Thursday, March 17, 2005

Medical review panel

From Wyoming, where voters recently authorized the creation of a review panel to try and keep frivolous malpractice lawsuits out of the courts in the first place:
The medical review panel legislation was introduced to screen
medical malpractice lawsuits in the hopes of eliminating frivolous suits before
they rack up costs that contribute to high medical malpractice insurance
premiums. Some say these premiums are driving doctors out of practice in


Watch out Vets...'re next. From the USA Today:

It's a typical medical malpractice case - except in this 3-year-old dispute, the patient was a sheepdog named Lucky.

Barry Silver, the attorney for Lucky's owners, says that when the case goes to trial this year in Broward County, Fla., he intends to ask jurors to award hundreds of thousands of dollars to the dog's owners, Adam Riff and his mother, Ellen.


The largest judgment in favor of a pet owner has been $39,000, which a jury in Orange County, Calif., awarded last year to Marc Bluestone.

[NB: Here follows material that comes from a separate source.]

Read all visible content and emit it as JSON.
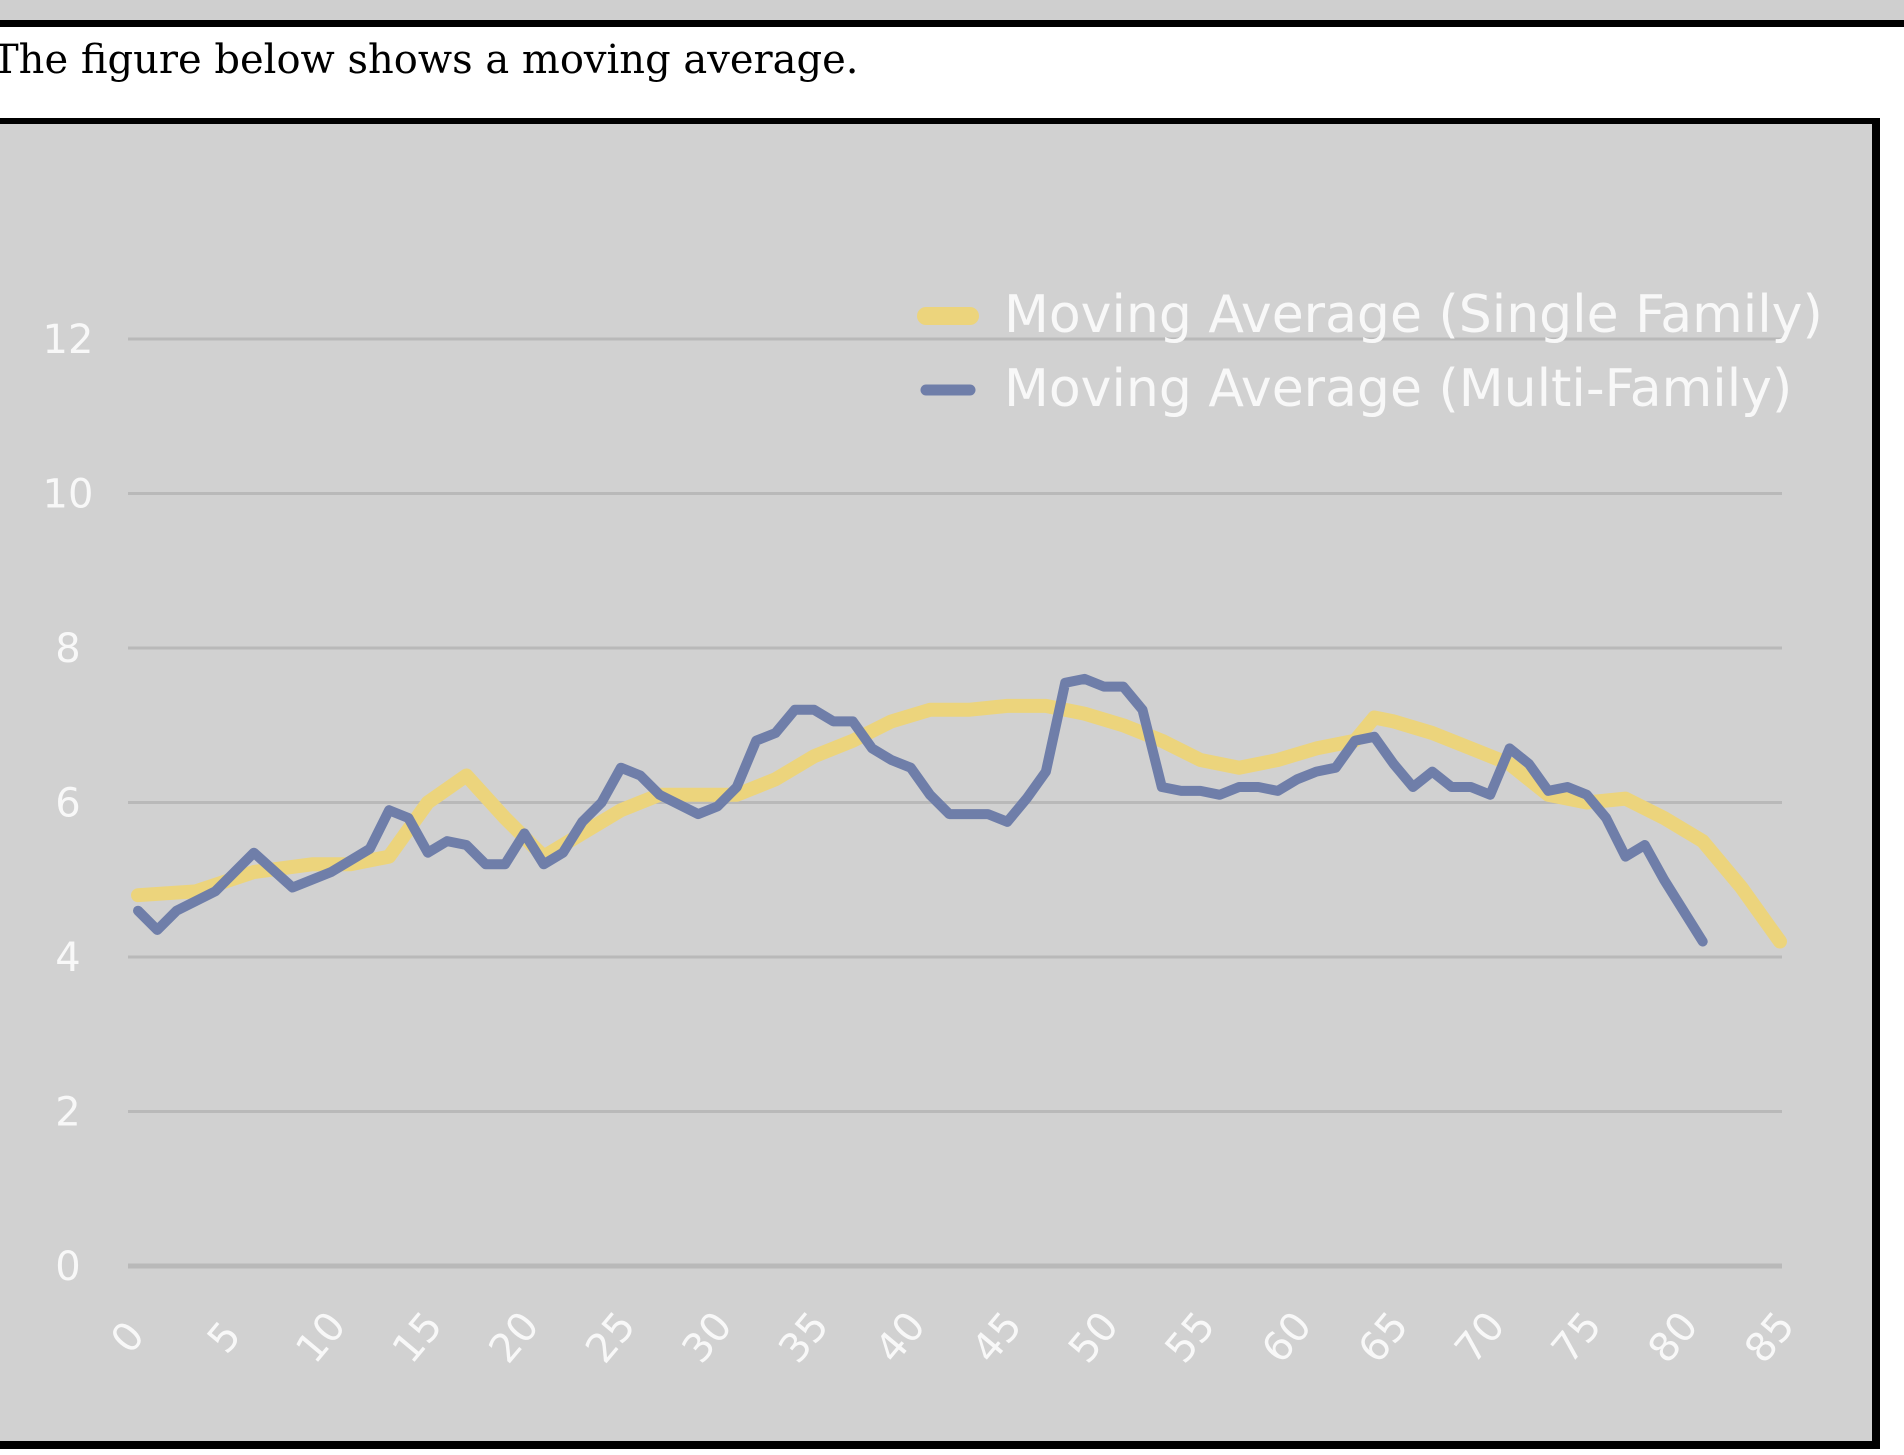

His mutt, Shane, died of liver failure after a misdiagnosis. In a verdict that is being appealed by the vet, the jury awarded Bluestone $30,000 for the dog's "unique value" to his owner, and $9,000 for vet bills.


Monday, March 14, 2005

Fighting back against frivolous lawsuits

From Ohio:

Dr. Zev Maycon has found his name attached to four malpractice lawsuits in the
past three years.

In each case, he was dropped from the suits before they went to trial. But with the last one, he'd had enough. He asked the judge to sanction the plaintiff's attorney for filing a frivolous lawsuit against him in Stark County Common Pleas Court.
Visiting Judge Roger G. Lile agreed with Maycon, finding ``frivolous conduct'' by the attorney, Catherine Little, and ordering her to pay him $6,000.

``Basically, they had no real case against me,'' said Maycon, a Canton gastroenterologist. ``The expert witness they had had no criticism of me.... When I couldn't get dropped from the lawsuit and was essentially extorted, I said, `This has to stop. This is wrong.' ''

An interesting statistic buried in the article:

Nationwide, slightly more than six out of every 10 malpractice suits filed are
either dropped or dismissed, according to the Physician Insurers Association of
America. More than three in 10 are settled before trial. Fewer than one in 10
makes it to trial, and, of those, patients prevail in only one in five cases.